The host of Frame Trap, Brad Ellis, announced at the same time that the company announced their plans to downsize that he is leaving the company for another opportunity, and most fans believe that notoriously petty Colin Moriarty has hired him mostly out of spite.

It’s a sad end for the Easy Allies experiment, but it is an end. If not to the channel itself, it signals the end of their aspirations of becoming the dominant force in games media that they always thought they could be.

As more and more newer journalistic Patreons soar past them, barely even deigning to cite their influence as anything but a cautionary tale on “how to do a Patreon wrong”, it really seems like they’ve left no lasting impact on the culture they looked, for a brief moment, like they could totally upend.

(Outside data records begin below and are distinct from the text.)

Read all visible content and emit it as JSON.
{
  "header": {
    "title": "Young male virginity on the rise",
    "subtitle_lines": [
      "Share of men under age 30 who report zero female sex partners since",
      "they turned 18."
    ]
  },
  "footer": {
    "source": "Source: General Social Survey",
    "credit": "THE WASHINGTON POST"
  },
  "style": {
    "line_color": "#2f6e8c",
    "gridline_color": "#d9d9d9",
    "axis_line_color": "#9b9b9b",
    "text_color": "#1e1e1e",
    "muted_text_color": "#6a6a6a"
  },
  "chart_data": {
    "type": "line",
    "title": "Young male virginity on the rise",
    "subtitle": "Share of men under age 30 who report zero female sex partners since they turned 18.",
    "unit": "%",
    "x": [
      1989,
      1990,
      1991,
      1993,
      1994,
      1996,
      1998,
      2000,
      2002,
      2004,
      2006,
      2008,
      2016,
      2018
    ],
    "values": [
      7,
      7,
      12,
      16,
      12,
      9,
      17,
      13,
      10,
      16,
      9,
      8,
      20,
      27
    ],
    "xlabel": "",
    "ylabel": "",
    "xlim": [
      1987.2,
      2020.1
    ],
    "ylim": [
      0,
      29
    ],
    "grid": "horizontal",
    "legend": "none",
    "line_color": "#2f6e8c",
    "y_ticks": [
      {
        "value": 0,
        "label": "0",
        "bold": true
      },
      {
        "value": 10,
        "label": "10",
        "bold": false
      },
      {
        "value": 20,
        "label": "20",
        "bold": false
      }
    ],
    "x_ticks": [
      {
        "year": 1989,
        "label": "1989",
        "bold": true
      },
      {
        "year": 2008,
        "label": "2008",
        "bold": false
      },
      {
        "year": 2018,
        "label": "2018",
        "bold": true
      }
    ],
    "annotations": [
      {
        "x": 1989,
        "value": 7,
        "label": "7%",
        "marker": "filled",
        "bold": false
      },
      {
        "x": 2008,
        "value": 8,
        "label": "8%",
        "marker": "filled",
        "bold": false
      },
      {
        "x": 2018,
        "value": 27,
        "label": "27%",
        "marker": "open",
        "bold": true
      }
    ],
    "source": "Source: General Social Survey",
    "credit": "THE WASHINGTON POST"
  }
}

If there’s a lesson to the Easy Allies story, it’s that crowdfunding isn’t a saviour for the problems that journalism faces as an industry right now. It can be a short-term lifeline, it can be a long-term gamble, but it will not provide you the same security or safety that institutional support could.

It rewards those with an in-built audience, and damns creators trying to build theirs. By making the audience stakeholders in your success, you create parasocial bonds that can snap and fray in an instant, taking a huge portion of your revenue with it.

It’s hard not to be worried for the lives and livelihoods of the creators who can’t, or won’t, adapt to the demands of their audience.